This case series involving 25 patients looked at the effect of pembrolizumab on patients with pleural mesothelioma (a cancer that develops on the lining of the lungs) and found what appears to be an improved level of tolerance. By omitting many important details of the study, it’s very hard to determine what sort of advantage this treatment has over other existing treatments. Because this was a phase 1b safety trial, testing different doses for safety and side effects, it should be viewed with a healthy dose of skepticism until more carefully done controlled trials on effectiveness are completed.
The release makes an effort to show some restraint in describing the study but it may not be enough to counteract the many references to “evidence” claimed here. The release also omits some significant financial conflicts of interests among the study co-authors.
If there is a new class of drugs, checkpoint inhibitors, that are more effective than what’s been available in the past for mesothelioma, it could be a major advance for these patients. Unfortunately, this small study of 25 patients misses many important details and fails to establish the value of this therapy.
No mention of costs here. Describing cost information in new cancer therapies is essential as it will have a significant impact on future patient access.
The benefits aren’t put into clear context. It is only partially useful to know that 14 of 25 patients had “reduced tumor size” with pembrolizumab every two weeks. How much reduction was there?

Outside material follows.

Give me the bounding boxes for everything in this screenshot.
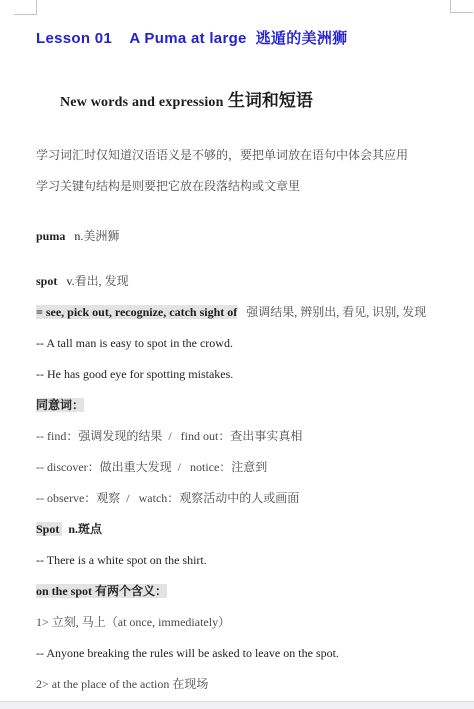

Without a control group we have no idea how long patients would survive in the absence of the therapy, even if we are told in the release that “Most patients survive less than a year” with chemotherapy as the first-line treatment. We’re told that patients given pembrolizumab “went about six months without their disease progressing” and that 14 patients passed away during the study, and that four were still undergoing therapy.
How significant is it that 14 patients died during the study?

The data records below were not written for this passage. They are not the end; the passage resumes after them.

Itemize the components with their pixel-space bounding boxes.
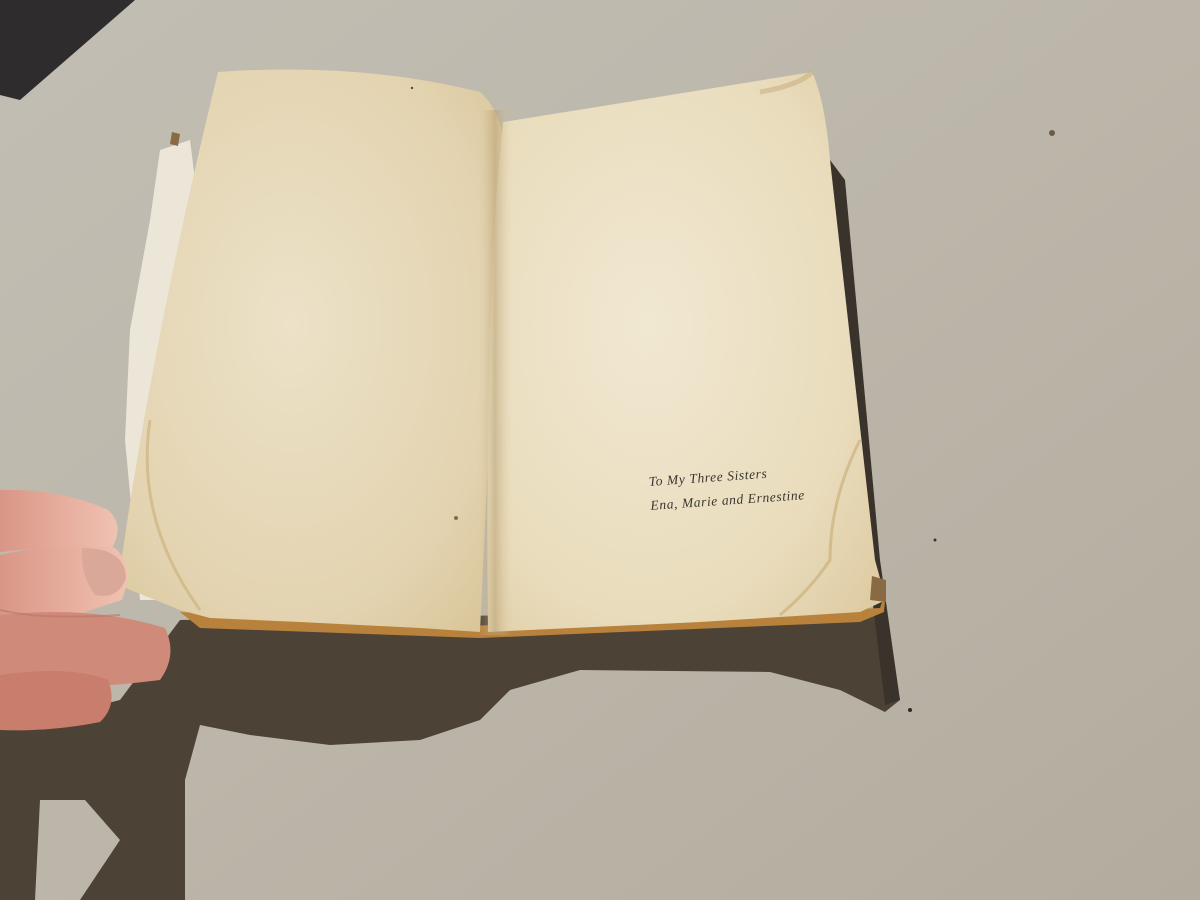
photo-scene: To My Three Sisters Ena, Marie and Ernes… (0, 0, 1200, 900)
gutter (478, 110, 512, 635)
torn-corner (870, 576, 886, 602)
right-page (487, 72, 886, 632)
scene-illustration (0, 0, 1200, 900)
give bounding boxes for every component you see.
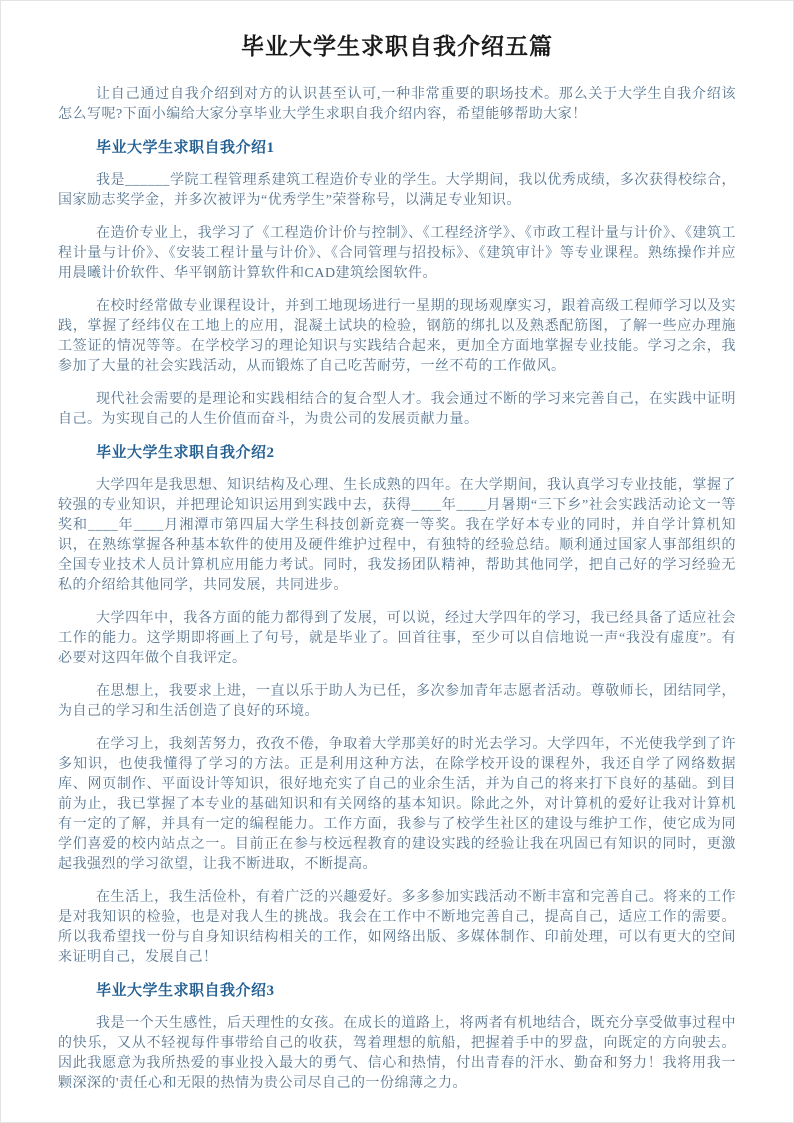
section-2-paragraph: 在生活上，我生活俭朴，有着广泛的兴趣爱好。多多参加实践活动不断丰富和完善自己。将… xyxy=(58,888,736,968)
section-2-paragraph: 大学四年是我思想、知识结构及心理、生长成熟的四年。在大学期间，我认真学习专业技能… xyxy=(58,476,736,596)
section-1-paragraph: 现代社会需要的是理论和实践相结合的复合型人才。我会通过不断的学习来完善自己，在实… xyxy=(58,390,736,430)
section-1-paragraph: 在造价专业上，我学习了《工程造价计价与控制》、《工程经济学》、《市政工程计量与计… xyxy=(58,224,736,284)
section-1-paragraph: 我是______学院工程管理系建筑工程造价专业的学生。大学期间，我以优秀成绩，多… xyxy=(58,171,736,211)
section-2-paragraph: 在思想上，我要求上进，一直以乐于助人为已任，多次参加青年志愿者活动。尊敬师长，团… xyxy=(58,682,736,722)
section-1-heading: 毕业大学生求职自我介绍1 xyxy=(58,138,736,158)
section-3-paragraph: 我是一个天生感性，后天理性的女孩。在成长的道路上，将两者有机地结合，既充分享受做… xyxy=(58,1014,736,1094)
section-2-paragraph: 在学习上，我刻苦努力，孜孜不倦，争取着大学那美好的时光去学习。大学四年，不光使我… xyxy=(58,735,736,875)
section-1-paragraph: 在校时经常做专业课程设计，并到工地现场进行一星期的现场观摩实习，跟着高级工程师学… xyxy=(58,297,736,377)
section-2-paragraph: 大学四年中，我各方面的能力都得到了发展，可以说，经过大学四年的学习，我已经具备了… xyxy=(58,609,736,669)
intro-paragraph: 让自己通过自我介绍到对方的认识甚至认可,一种非常重要的职场技术。那么关于大学生自… xyxy=(58,85,736,125)
page-title: 毕业大学生求职自我介绍五篇 xyxy=(58,31,736,61)
section-3-heading: 毕业大学生求职自我介绍3 xyxy=(58,981,736,1001)
section-2-heading: 毕业大学生求职自我介绍2 xyxy=(58,443,736,463)
document-page: 毕业大学生求职自我介绍五篇 让自己通过自我介绍到对方的认识甚至认可,一种非常重要… xyxy=(0,0,794,1123)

The study states the median survival from pembrolizumab treatment to be 5.7 to 10.7 months, very similar to the 6-7 months of standard second-line therapy noted in the news release.

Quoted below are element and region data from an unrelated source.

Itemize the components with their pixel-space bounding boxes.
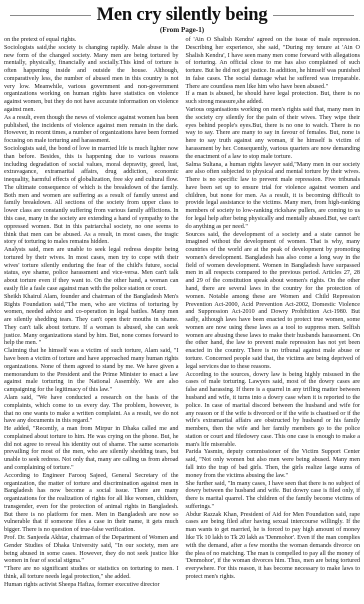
paragraph: Various organisations working on men's r… bbox=[186, 107, 361, 161]
paragraph: If a man is abused, he should have legal… bbox=[186, 91, 361, 107]
right-column: of 'Ain O Shalish Kendra' agreed on the … bbox=[186, 37, 361, 589]
paragraph: Analysts said, men are unable to seek le… bbox=[4, 247, 179, 294]
paragraph: on the pretext of equal rights. bbox=[4, 37, 179, 45]
paragraph: He added, "Recently, a man from Mirpur i… bbox=[4, 426, 179, 473]
paragraph: According to the sources, dowry law is b… bbox=[186, 372, 361, 450]
continuation-label: (From Page-1) bbox=[4, 26, 360, 35]
newspaper-page: Men cry silently being (From Page-1) on … bbox=[0, 0, 364, 604]
paragraph: Abdur Razzak Khan, President of Aid for … bbox=[186, 512, 361, 582]
paragraph: According to Engineer Farooq Sajeed, Gen… bbox=[4, 473, 179, 535]
paragraph: Parida Yasmin, deputy commissioner of th… bbox=[186, 449, 361, 480]
article-body: on the pretext of equal rights. Sociolog… bbox=[4, 37, 360, 589]
left-column: on the pretext of equal rights. Sociolog… bbox=[4, 37, 179, 589]
paragraph: of 'Ain O Shalish Kendra' agreed on the … bbox=[186, 37, 361, 91]
paragraph: Sociologists said,the society is changin… bbox=[4, 45, 179, 115]
paragraph: Claiming that he himself was a victim of… bbox=[4, 348, 179, 395]
paragraph: Human rights activist Sheepa Hafiza, for… bbox=[4, 582, 179, 590]
paragraph: Sheikh Khairul Alam, founder and chairma… bbox=[4, 294, 179, 348]
headline-rule-right bbox=[273, 15, 354, 16]
paragraph: "There are no significant studies or sta… bbox=[4, 566, 179, 582]
paragraph: Alam said, "We have conducted a research… bbox=[4, 395, 179, 426]
paragraph: Sources said, the development of a socie… bbox=[186, 232, 361, 372]
paragraph: Sociologists said, the bond of love in m… bbox=[4, 146, 179, 247]
paragraph: Salma Sultana, a human rights lawyer sai… bbox=[186, 162, 361, 232]
paragraph: Prof. Dr. Sanjeeda Akhtar, chairman of t… bbox=[4, 535, 179, 566]
paragraph: As a result, even though the news of vio… bbox=[4, 115, 179, 146]
paragraph: She further said, "In many cases, I have… bbox=[186, 481, 361, 512]
headline: Men cry silently being bbox=[97, 4, 268, 26]
headline-bar: Men cry silently being bbox=[4, 4, 360, 26]
headline-rule-left bbox=[10, 15, 91, 16]
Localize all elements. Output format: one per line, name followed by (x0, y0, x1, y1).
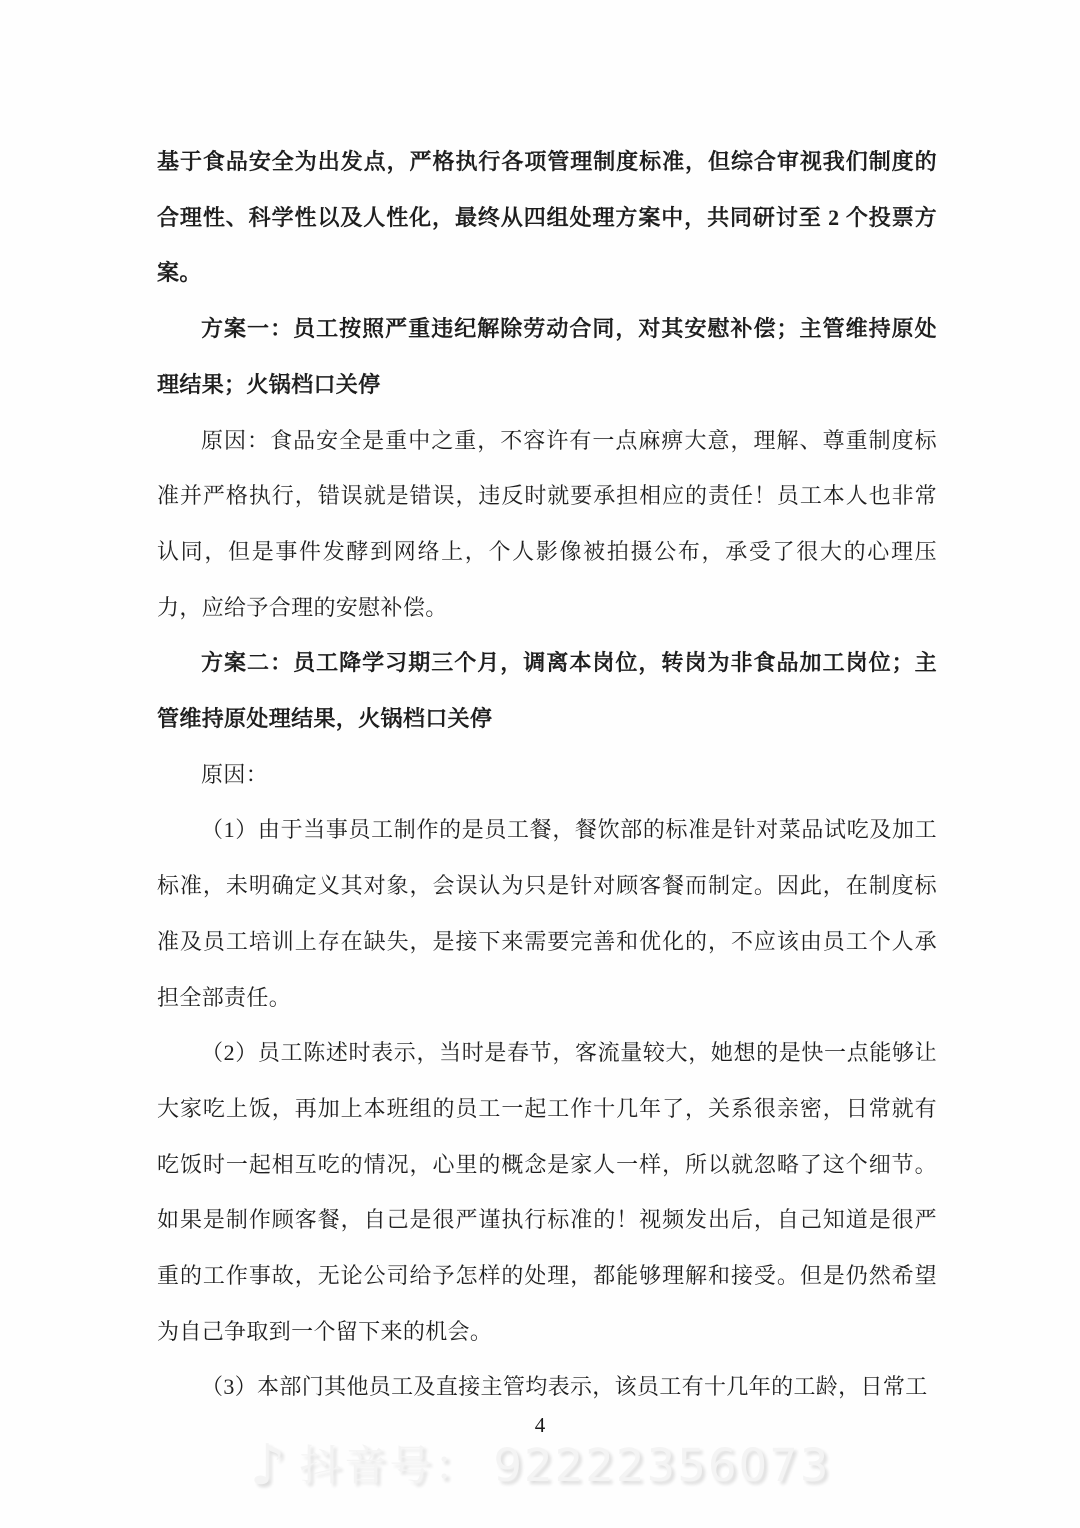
watermark-account-number: 92222356073 (493, 1438, 830, 1494)
douyin-watermark: ♪ 抖音号： 92222356073 (0, 1438, 1080, 1494)
document-body: 基于食品安全为出发点，严格执行各项管理制度标准，但综合审视我们制度的合理性、科学… (157, 134, 937, 1415)
paragraph-reason-item-3: （3）本部门其他员工及直接主管均表示，该员工有十几年的工龄，日常工 (157, 1359, 937, 1415)
watermark-label: 抖音号： (299, 1438, 479, 1494)
page-number: 4 (0, 1413, 1080, 1438)
paragraph-plan-two-reason-label: 原因： (157, 747, 937, 803)
paragraph-reason-item-1: （1）由于当事员工制作的是员工餐，餐饮部的标准是针对菜品试吃及加工标准，未明确定… (157, 802, 937, 1025)
douyin-note-icon: ♪ (250, 1438, 286, 1494)
paragraph-plan-one-reason: 原因：食品安全是重中之重，不容许有一点麻痹大意，理解、尊重制度标准并严格执行，错… (157, 413, 937, 636)
document-page: 基于食品安全为出发点，严格执行各项管理制度标准，但综合审视我们制度的合理性、科学… (0, 0, 1080, 1528)
paragraph-reason-item-2: （2）员工陈述时表示，当时是春节，客流量较大，她想的是快一点能够让大家吃上饭，再… (157, 1025, 937, 1359)
paragraph-plan-two-heading: 方案二：员工降学习期三个月，调离本岗位，转岗为非食品加工岗位；主管维持原处理结果… (157, 635, 937, 746)
paragraph-intro-continuation: 基于食品安全为出发点，严格执行各项管理制度标准，但综合审视我们制度的合理性、科学… (157, 134, 937, 301)
paragraph-plan-one-heading: 方案一：员工按照严重违纪解除劳动合同，对其安慰补偿；主管维持原处理结果；火锅档口… (157, 301, 937, 412)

Moreover, the goal of the study is to show safety, so claiming it’s “effective” is premature.
The release mentions that “the most common side-effects reported were fatigue, nausea, loss of appetite, and dry mouth,” but we have no idea of magnitude of those effects or whether more serious, less common effects may have occurred.
The study reported that 64% of the patients had a treatment related adverse effect, but this wasn’t mentioned in the news release. Side effects directly relate to quality of life and could be a deal-breaker for many patients.
We’ve outlined some of the common challenges in writing about harms from immunotherapy drugs in this guide for journalists.
We need to see caveats around this type of research including the lack of a control group, and the many possibilities of bias that are involved in non-blinded studies. Sometimes blinding is not possible for ethical or other reasons and that may be the case here. Even so, the limitations of non-blinded research should be acknowledged.
To its credit, the release notes at the bottom that multiple other studies are being undertaken as “a necessary step before the drug can become a standard second-line therapy.” However, it then claims that the study “provides evidence that some patients can have long-term disease control with this drug” which seems to negate that wise caution.
There release doesn’t engage in disease mongering. It provides ample context on what malignant pleural mesothelioma is and how often it occurs, as well as current treatment strategies.
The release notes that the study was funded by the manufacturer (Merck) and that no financial relationship exists between the lead researcher and the manufacturer.
However, according to the study, four of the co-authors do have individual conflicts of interest and three of the seven authors are Merck employees, two of whom own Merck stock options. These relationships go beyond Merck’s funding of the study and should have been mentioned in the news release.
The release mentions that chemotherapy is a first-line treatment for these types of mesotheliomas and it alludes to other standard therapies without naming them. We are not told of the potential of other therapies to treat this disease and the prognosis of those patients, nor the effectiveness or safety of competing therapies. We’ll give the benefit of the doubt but that additional information would have been helpful.
Mesothelioma patients would want to know if the drug is available for them and that’s not the case here. As used in a phase 1b study the drug is considered experimental.
We are told that this treatment is used for other types of cancer so presumably it’s on the market. There may be a risk that some oncologists will see the release and use the drug “off label” for mesothelioma, since it is available for other conditions.
The release states that the study “is the first to show a positive impact from checkpoint inhibitor immunotherapy drugs on this disease.” We’ll give the benefit of the doubt here since the study may be the first of its kind, but the phase 1b trial set out to show safety, not effectiveness.
The lead author is quoted as saying: “we’ve found this new class of drugs, checkpoint inhibitors, seems to be more effective than what’s been available in the past.” It is unclear that the trial proved its effectiveness and it certainly wasn’t compared to another drug.
And as noted above, claiming effectiveness based on a phase1b safety trial is unjustified and potentially dangerous since the drug is available to physicians who treat other cancers, they could use the drug to treat mesothelioma off label.